There are other solutions like building battery storage and increasing transmission capacity, but they are expensive infrastructure projects. That is where blockchain and bitcoin, in general, can help. Unlike the bitcoin miners and other blockchain projects can be set up anywhere. They are quite profitable businesses so that they can eventually subsidize the building of renewables network by always using excess energy produced.

The other promising energy technology that is well suited to blockchain is person-to-person (P2P) electricity trading. The energy sharing schemes offer electricity suppliers and consumers the opportunity to trade energy without requiring any third-party intermediaries while simultaneously increasing the levels of renewable energy. Just like renewable infrastructure, blockchain-powered projects will incentivize the development of P2P energy grids.

Blockchain Supports Material Procurement And Provenance

The consumer demand for more ethically sourced products is growing continuously. Firms have to prove that their product is developed in a manner that protects the environment and public health and is made ethically. The clients wary of green-washing have had to rely primarily on information provided by companies.

Most blockchain-based projects are already changing this dynamic. Everledger has developed tools to increase the amount of consumer and enterprise insight into the provenance of a particular object.

Blockchain technology

By integrating artificial intelligence, blockchain, and the internet of things (IoT), Everledger manages to digitally streamline compliance processes and enables firms to demonstrate the real origin of their products.

Traceability and transparency will be critical to boosting consumer trust in the food supply chains. Supermarket giant Carrefour together with the biggest brewer in the world AB InBev partnered with an excellent enterprise blockchain developer SettleMint to create a digital traceability solution that uses dynamic QR codes that are attached to a product during the packaging process.

Green Financing

Green financing refers to the use of loans to support sustainable firms and fund the projects and investments that they make. It will be critical to close the $2.5 trillion yearly SDG funding gap that is estimated to grow bigger in the coming years. A perfect example of green financing is the green bond (GB) market. Based on the Climate Bonds Initiative, $269.5 billion in GBs were issued in 2021.

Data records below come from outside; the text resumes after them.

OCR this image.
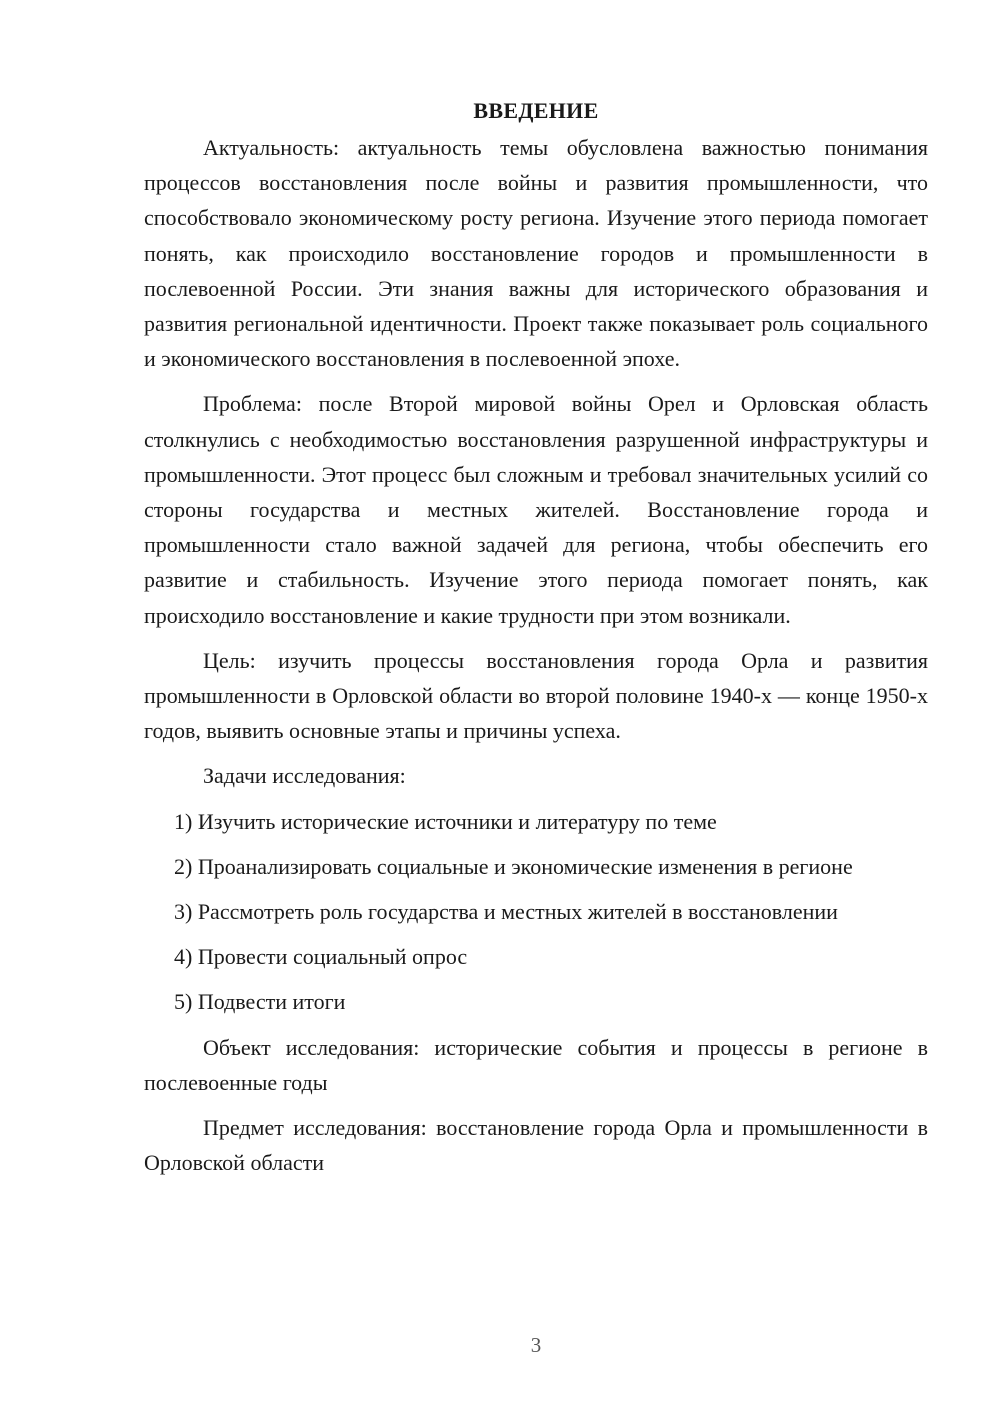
ВВЕДЕНИЕ

Актуальность: актуальность темы обусловлена важностью понимания процессов восстановления после войны и развития промышленности, что способствовало экономическому росту региона. Изучение этого периода помогает понять, как происходило восстановление городов и промышленности в послевоенной России. Эти знания важны для исторического образования и развития региональной идентичности. Проект также показывает роль социального и экономического восстановления в послевоенной эпохе.

Проблема: после Второй мировой войны Орел и Орловская область столкнулись с необходимостью восстановления разрушенной инфраструктуры и промышленности. Этот процесс был сложным и требовал значительных усилий со стороны государства и местных жителей. Восстановление города и промышленности стало важной задачей для региона, чтобы обеспечить его развитие и стабильность. Изучение этого периода помогает понять, как происходило восстановление и какие трудности при этом возникали.

Цель: изучить процессы восстановления города Орла и развития промышленности в Орловской области во второй половине 1940-х — конце 1950-х годов, выявить основные этапы и причины успеха.

Задачи исследования:

1) Изучить исторические источники и литературу по теме

2) Проанализировать социальные и экономические изменения в регионе

3) Рассмотреть роль государства и местных жителей в восстановлении

4) Провести социальный опрос

5) Подвести итоги

Объект исследования: исторические события и процессы в регионе в послевоенные годы

Предмет исследования: восстановление города Орла и промышленности в Орловской области

3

However, GBs are not without issues like confirming that sustainability metrics are authentic, or that the funds were used to support sustainability. Blockchain can immutably store the data, therefore, projects can be validated to satisfy sustainability needs. Interestingly, blockchain can also help in other ways, such as tokenization.

The chief commercial officer at iSTOX, Oi Yee Choo, said in an interview:

“Even in markets where the demand for green bonds is high because investors are motivated by ESG considerations, tokenization helps investors diversify their portfolio across different bonds because of smaller subscription sizes.”

The blockchain sector is, for now, far from perfect in terms of environmental sustainability. Nonetheless, if it manages to maintain its current trajectory, the blockchain sector will become an exemplar and an enabler of environmental sustainability.